If you made it here, your patch was accepted upstream! There’s always a great feeling (of relief?) when you see that merge complete successfully. This doesn’t always happen—I have some pull requests that have been sitting for years collecting a trickle of sad “+1” comments. As a pragmatic contributor, this isn’t such a big deal, as it usually indicates the code has a low rate of evolution and therefore it’s not too much work to maintain your own fork.

Anyways, there are a few final things I usually do once crossing the finish line.

Thank the maintainers who reviewed your code. Being a maintainer is often a thankless task, so I find a sincere thank-you goes a long way. I often learn a lot from code reviews with open source maintainers, and view that as a gift. You can just leave a thank-you on your patch conversation, or reach out directly, whichever seems more appropriate given your past communication with them.

Reduce your bus factor. Did you start work on a longer set of related features?
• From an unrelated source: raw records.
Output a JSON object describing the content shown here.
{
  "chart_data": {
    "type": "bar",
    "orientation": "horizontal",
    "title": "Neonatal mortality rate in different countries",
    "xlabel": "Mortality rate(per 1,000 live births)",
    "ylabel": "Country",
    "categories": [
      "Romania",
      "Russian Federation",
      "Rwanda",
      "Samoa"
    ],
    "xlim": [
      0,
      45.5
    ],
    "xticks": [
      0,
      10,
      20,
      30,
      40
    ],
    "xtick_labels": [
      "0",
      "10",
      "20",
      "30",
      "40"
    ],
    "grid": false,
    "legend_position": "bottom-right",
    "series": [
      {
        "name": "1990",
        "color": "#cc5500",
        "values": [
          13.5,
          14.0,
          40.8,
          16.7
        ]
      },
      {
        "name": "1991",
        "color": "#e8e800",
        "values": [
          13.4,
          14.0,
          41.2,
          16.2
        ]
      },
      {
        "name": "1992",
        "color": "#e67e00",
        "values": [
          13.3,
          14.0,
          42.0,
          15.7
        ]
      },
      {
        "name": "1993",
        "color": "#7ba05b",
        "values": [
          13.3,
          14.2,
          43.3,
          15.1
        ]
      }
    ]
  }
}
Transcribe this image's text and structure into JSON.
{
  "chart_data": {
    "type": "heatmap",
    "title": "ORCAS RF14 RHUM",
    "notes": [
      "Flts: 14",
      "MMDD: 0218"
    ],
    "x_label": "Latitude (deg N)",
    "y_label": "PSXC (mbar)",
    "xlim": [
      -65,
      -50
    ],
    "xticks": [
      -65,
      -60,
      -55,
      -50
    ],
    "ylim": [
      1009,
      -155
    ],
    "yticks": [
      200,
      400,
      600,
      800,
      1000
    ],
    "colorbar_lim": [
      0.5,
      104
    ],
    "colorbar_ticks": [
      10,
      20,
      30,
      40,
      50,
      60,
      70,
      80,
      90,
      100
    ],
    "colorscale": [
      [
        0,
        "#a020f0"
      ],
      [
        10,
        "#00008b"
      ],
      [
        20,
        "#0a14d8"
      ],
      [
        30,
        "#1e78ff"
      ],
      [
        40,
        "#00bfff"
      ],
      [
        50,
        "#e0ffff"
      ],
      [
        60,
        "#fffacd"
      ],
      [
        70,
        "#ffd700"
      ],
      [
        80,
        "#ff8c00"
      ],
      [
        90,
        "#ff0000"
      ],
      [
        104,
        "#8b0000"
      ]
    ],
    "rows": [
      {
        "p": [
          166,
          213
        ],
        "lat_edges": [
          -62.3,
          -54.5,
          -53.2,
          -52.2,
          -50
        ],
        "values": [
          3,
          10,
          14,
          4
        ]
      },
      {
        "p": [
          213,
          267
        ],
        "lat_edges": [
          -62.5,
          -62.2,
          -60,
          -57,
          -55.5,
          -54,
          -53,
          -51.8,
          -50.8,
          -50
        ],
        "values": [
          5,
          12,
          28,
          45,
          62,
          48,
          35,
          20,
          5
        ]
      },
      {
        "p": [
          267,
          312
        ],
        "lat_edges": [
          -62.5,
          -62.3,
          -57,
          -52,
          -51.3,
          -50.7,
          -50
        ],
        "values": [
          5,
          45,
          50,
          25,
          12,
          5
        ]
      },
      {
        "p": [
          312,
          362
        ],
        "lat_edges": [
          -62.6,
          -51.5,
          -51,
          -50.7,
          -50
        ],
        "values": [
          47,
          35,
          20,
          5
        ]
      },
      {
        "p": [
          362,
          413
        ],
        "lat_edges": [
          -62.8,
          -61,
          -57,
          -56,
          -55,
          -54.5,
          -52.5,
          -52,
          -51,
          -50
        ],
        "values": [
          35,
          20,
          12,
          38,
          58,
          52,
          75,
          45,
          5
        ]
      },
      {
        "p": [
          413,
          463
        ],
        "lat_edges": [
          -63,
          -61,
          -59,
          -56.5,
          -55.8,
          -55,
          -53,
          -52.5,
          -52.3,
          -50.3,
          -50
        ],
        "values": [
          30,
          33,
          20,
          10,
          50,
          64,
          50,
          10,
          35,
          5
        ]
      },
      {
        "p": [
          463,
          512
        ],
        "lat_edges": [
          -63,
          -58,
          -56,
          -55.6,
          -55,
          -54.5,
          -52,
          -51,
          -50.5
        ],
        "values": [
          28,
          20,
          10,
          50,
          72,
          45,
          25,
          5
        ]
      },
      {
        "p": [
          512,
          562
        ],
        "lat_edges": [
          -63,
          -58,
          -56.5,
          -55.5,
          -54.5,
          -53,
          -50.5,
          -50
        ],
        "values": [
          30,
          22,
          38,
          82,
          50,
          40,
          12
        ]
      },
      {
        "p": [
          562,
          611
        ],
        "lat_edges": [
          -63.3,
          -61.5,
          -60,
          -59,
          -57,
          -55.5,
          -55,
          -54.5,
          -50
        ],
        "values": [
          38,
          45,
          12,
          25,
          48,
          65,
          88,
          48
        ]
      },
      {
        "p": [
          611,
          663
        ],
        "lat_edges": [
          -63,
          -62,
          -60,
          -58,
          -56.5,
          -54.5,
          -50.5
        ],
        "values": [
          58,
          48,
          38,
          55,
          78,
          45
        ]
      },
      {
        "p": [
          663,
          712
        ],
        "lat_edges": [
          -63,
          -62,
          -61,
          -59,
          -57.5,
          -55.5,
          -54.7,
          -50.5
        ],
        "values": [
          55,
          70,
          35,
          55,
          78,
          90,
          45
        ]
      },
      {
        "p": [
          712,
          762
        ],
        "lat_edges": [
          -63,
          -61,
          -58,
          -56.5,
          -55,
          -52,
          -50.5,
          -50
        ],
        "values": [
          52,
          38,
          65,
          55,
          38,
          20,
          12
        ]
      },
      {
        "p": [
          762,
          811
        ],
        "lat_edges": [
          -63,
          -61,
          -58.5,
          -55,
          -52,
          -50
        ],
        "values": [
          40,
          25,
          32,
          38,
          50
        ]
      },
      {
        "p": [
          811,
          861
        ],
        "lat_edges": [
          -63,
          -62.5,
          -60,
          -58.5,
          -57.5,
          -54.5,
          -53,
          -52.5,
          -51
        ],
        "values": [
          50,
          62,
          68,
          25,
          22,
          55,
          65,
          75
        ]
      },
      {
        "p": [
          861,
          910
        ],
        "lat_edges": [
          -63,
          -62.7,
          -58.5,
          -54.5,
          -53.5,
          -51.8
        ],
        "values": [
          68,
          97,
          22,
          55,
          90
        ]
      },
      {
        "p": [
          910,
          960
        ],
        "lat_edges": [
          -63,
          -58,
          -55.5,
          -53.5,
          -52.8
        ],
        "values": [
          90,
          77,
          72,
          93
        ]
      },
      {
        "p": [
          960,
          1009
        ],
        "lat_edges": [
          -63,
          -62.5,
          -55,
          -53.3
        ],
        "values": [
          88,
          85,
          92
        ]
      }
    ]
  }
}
If so, make sure you clearly document what the next steps are for the work somewhere. Lots of things could happen. You could get involved in other work commitments that take up all your attention, you could be laid off, your company could stop using the software you patched altogether. Still, somebody might want to come along later to finish what you started. It should be possible to do that without your involvement.

Bring your patches back internally. If you’ve been working on a private fork of the code, work to bring your changes back in to your fork. Maybe you’ve even made it possible to stop using your fork entirely!

Conclusion

Let’s revisit some of the reasons I suggested prevent folks from contributing to open source:

They don’t think it’s part of their job. Hopefully I’ve made a brief but decent case for why this is important, both for the wider community, and for your own growth. Familiarity and confidence in this process empowers you to blast through technical barriers, as you might no longer be “blocked” from achieving your goals due to some underlying third-party code not supporting XYZ.

Their employer think it’s part of their job, and/or does not have the necessary legal infrastructure and will. Step 0 describes ways you can try to make the case for contributions. Ultimately this may still be a barrier in practice, but I think it’s worth poking at assumptions here. Sometimes you can be surprised by how open-minded your employer is about work like this.

They’ve been frustrated in the past with rejected or ignored patch requests. Steps 1 and 2 should put you in a better position to set your own expectations and improve the timelines by having better relationships with folks you’re dependent on.

They are worried about the time committment for the entire process. This is the wisest objection to the whole endeavor, in my opinion. It’s hopefully clear that writing the code is a very small part of this entire process. Still, I do find that this gets easier the more experience you have doing it, because you know more about how to keep the ball rolling, and if you’re working within the same ecosystem, over time you should gain more trust from the maintainers, which helps greatly with future contributions.

Write the change you want to see in the world!